Global Measles Immunization Coverage Data Shows Millions of Children and Decades of Immunization Progress at Risk

 

photo credit: © UNICEF/U.S. CDC/UN0669697/Owoicho

 

Immunization coverage for measles improved slightly from the previous year, with 84% of children receiving the first dose and 76% receiving the second in 2024, according to new national immunization coverage data released July 15 by the World Health Organization (WHO) and UNICEF. However, this coverage remains below the 90% global target to achieve by 2030.

The slight global increase doesn’t tell the whole story—significant inequities in vaccine access persist between high- and low-income countries across regions. First-dose coverage in low-income countries was only 66%. The percentage of children receiving both measles doses was 52%. Further, children who are malnourished—many of whom live in low-income countries—are especially at risk of severe complications and death given a malnourished body’s weakened ability to fight disease.

The growing number of outbreaks globally highlights the risk of immunity gaps—or concentrated populations of un- and under-immunized people. Despite an estimated two million more children being reached with measles vaccination last year compared to 2023, more than 30 million children remain under-protected, and coverage levels are well below the 95% threshold needed to prevent outbreaks. As a result, the number of countries experiencing outbreaks is expanding.
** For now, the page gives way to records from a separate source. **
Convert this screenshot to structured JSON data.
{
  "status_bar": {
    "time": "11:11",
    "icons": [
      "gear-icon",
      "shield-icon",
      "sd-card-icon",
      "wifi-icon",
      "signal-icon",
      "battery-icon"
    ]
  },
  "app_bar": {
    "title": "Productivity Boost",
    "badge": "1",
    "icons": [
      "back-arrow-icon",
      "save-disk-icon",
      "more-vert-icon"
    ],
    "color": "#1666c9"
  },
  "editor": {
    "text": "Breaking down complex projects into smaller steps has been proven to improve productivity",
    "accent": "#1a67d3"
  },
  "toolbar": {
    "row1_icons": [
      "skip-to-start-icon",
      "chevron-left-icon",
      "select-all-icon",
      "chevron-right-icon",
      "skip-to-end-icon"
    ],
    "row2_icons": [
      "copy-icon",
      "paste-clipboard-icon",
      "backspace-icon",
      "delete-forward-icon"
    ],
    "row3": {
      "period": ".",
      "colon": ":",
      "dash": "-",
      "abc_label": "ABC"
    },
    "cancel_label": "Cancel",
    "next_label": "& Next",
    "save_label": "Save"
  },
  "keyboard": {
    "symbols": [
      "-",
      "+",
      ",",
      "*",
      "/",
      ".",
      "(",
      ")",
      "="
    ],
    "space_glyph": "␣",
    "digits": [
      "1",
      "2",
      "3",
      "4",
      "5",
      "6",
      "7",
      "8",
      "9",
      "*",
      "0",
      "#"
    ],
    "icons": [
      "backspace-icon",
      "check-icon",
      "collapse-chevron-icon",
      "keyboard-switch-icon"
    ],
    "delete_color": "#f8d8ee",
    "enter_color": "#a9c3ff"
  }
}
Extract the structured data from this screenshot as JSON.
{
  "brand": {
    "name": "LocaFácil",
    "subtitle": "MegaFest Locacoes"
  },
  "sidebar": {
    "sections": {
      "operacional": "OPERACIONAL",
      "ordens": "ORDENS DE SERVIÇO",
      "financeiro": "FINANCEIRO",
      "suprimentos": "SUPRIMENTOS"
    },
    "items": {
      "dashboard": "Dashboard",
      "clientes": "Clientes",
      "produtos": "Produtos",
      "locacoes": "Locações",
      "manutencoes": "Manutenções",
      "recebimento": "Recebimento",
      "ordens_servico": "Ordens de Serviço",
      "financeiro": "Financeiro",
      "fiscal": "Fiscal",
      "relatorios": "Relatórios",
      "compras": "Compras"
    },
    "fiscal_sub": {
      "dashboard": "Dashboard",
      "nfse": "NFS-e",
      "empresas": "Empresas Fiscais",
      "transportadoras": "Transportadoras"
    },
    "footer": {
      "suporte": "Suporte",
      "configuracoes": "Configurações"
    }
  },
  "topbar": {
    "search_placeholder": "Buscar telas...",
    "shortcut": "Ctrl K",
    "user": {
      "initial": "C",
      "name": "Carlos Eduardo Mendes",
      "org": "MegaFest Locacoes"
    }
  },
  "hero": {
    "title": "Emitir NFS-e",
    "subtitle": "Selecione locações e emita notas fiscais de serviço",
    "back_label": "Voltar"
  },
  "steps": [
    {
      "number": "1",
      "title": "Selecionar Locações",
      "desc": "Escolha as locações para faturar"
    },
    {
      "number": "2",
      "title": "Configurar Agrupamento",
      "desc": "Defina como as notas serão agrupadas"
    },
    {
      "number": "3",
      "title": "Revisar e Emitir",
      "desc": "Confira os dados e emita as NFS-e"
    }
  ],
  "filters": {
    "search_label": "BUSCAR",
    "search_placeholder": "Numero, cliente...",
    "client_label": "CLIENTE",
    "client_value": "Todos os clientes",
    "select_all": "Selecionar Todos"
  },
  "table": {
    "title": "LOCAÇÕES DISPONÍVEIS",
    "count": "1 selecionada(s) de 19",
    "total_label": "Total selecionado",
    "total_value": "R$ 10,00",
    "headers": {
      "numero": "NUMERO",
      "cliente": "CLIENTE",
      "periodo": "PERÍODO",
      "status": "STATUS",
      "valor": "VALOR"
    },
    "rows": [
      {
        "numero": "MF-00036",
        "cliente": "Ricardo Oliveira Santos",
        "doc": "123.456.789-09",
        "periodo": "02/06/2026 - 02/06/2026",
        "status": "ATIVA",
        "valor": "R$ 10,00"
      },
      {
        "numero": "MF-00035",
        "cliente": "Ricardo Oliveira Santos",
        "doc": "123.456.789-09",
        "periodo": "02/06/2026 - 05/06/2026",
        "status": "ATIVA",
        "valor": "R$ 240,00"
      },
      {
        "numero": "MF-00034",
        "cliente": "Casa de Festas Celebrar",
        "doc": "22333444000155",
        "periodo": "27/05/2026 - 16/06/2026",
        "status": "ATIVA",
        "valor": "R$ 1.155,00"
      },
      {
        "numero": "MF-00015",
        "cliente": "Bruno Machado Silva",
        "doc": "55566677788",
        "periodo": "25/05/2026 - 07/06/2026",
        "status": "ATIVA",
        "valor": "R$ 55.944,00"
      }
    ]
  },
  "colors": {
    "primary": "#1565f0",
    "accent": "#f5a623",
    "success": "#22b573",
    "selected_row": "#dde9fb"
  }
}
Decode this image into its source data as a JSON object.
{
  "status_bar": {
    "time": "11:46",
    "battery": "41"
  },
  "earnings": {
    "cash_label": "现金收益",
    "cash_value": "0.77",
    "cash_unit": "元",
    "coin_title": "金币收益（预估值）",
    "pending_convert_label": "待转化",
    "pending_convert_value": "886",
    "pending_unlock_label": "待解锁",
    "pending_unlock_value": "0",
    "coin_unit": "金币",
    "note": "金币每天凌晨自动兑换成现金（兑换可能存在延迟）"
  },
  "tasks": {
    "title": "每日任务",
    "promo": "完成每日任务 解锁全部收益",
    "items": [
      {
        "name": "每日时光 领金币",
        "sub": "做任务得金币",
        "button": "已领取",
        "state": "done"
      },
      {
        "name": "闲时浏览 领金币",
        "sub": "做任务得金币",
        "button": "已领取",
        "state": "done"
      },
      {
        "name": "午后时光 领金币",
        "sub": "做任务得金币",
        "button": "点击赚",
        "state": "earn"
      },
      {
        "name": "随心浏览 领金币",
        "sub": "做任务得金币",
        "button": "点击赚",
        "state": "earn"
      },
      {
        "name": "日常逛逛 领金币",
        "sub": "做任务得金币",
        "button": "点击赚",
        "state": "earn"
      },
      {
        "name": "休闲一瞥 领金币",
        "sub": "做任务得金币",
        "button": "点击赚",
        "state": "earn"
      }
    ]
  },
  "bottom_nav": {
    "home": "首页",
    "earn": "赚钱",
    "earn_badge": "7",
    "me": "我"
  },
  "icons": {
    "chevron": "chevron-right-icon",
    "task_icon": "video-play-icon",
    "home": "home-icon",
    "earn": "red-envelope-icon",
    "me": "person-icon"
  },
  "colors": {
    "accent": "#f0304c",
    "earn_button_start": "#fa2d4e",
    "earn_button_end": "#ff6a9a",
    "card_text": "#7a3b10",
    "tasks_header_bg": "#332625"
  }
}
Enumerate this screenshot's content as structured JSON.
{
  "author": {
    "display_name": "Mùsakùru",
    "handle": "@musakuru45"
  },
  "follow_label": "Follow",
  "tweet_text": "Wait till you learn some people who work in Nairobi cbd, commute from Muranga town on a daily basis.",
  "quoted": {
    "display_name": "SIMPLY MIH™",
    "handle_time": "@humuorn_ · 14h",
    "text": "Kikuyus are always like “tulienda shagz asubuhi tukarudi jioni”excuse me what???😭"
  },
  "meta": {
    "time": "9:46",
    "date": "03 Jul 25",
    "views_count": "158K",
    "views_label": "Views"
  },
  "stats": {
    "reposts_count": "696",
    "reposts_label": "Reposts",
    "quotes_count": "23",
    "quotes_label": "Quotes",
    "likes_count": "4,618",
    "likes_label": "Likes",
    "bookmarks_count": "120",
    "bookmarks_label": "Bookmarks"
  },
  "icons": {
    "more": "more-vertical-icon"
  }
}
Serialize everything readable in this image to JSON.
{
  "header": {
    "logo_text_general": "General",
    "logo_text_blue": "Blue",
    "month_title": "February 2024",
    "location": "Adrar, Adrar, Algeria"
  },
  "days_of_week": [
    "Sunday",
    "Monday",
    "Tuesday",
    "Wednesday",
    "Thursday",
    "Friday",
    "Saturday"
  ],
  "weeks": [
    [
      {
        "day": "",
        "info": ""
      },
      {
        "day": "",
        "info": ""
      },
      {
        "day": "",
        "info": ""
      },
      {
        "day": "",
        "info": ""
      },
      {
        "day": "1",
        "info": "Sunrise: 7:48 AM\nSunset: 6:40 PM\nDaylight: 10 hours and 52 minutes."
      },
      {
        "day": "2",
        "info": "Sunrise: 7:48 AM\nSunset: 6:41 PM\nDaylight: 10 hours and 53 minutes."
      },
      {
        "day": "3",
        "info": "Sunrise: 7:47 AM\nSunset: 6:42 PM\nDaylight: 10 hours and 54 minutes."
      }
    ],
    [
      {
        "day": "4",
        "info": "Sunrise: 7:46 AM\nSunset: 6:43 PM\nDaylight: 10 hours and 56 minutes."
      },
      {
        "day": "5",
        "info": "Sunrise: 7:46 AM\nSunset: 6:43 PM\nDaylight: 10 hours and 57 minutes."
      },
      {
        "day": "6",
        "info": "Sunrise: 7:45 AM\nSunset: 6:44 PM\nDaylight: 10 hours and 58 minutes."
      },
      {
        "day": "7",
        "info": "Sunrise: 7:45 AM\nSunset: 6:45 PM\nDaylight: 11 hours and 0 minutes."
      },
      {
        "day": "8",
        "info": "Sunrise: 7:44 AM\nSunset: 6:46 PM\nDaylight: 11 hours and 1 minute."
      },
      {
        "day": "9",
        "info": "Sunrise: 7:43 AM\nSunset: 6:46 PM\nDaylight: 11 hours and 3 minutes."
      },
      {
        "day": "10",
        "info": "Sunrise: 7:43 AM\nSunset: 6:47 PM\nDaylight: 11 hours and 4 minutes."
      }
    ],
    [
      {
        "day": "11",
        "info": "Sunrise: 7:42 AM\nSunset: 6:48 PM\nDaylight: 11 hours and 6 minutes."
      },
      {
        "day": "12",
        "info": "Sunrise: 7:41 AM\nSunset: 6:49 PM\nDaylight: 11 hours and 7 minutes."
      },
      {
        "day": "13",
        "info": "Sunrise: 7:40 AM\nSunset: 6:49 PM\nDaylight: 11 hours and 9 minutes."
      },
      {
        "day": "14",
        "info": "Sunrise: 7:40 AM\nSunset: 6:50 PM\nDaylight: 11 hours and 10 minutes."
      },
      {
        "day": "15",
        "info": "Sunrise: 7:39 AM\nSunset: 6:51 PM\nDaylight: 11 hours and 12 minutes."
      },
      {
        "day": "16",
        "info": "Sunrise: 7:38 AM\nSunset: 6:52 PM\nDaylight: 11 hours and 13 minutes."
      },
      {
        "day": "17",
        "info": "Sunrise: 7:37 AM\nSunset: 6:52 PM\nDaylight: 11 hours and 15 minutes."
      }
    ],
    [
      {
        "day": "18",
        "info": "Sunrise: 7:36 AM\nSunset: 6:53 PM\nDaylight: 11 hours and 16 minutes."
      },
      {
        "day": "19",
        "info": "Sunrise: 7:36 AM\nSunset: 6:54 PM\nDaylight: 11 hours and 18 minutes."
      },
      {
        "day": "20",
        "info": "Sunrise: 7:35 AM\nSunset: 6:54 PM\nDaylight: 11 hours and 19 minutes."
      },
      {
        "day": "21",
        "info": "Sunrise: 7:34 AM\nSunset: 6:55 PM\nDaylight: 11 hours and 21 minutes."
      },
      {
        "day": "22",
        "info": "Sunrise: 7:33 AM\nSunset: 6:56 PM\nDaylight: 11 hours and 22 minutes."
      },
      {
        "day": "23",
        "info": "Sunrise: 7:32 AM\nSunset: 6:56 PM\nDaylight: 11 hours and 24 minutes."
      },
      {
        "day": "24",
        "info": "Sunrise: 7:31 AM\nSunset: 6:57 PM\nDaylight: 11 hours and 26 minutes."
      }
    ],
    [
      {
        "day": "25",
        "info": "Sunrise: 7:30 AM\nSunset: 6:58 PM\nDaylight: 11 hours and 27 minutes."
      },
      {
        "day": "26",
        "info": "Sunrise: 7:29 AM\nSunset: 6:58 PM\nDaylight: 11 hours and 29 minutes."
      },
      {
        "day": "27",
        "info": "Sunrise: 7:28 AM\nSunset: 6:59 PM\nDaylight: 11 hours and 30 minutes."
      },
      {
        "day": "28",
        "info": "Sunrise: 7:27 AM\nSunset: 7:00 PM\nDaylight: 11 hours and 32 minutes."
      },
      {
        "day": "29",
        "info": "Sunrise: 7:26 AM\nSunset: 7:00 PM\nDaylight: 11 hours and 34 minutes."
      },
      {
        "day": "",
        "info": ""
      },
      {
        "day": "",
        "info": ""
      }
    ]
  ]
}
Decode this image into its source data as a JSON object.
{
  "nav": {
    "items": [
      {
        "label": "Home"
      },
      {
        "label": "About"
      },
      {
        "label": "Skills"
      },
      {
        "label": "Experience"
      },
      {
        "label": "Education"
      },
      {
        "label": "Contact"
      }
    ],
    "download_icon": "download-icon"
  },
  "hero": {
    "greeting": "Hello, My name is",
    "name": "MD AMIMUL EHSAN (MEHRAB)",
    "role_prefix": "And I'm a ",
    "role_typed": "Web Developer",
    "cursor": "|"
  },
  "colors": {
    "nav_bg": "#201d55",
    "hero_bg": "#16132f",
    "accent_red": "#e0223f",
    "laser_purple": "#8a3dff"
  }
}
In 2024, the number of countries experiencing large or disruptive measles outbreaks rose sharply to 60, nearly doubling from 33 in 2022.

“Because measles is so easily transmitted between unvaccinated people, outbreaks can serve as an indicator of health inequities—a proverbial canary in a coal mine,” said WHO Technical Officer and Measles & Rubella Co-Chair Santosh Gurung. “The growing number of measles outbreaks signals broader weaknesses in immunization programs and primary health care systems that must be urgently addressed. Outbreaks anywhere are a risk to unprotected children everywhere.”

Children in fragile, conflict-affected, and vulnerable countries are particularly at risk. While only 24% of infants live in these countries, they make up 54% of infants without any protection against measles. Further, the risk of outbreaks increases in these countries, in part because coverage rates are lower—64% for the first dose and only 49% for both doses. In 2024, 56% of fragile, conflict-affected, and vulnerable countries experienced a large or disruptive outbreak, while only 24% of countries without these challenges did.

To protect children around the world, the global community must support countries to strengthen routine immunization efforts, identify and scale alternative vaccine delivery strategies to close immunity gaps, and provide reliable support for timely and high-quality immunization campaigns. Furthermore, effective outbreak response is critical. The capabilities needed for response include sensitive surveillance systems and the ability to quickly initiate funding and technical support when outbreaks are identified.

Amidst stagnating immunization coverage, misinformation, and shrinking health budgets, now is the time to push forward, not pull back. “Since 2000, measles vaccinations have saved more than 60 million lives—mostly children,” said UNICEF Senior Health Advisor and Measles & Rubella Partnership Co-Chair Ahmadu Yakubu. “Unless we act now, we risk unraveling decades of hard-earned progress—setting us back and making it even harder to keep children everywhere safe.”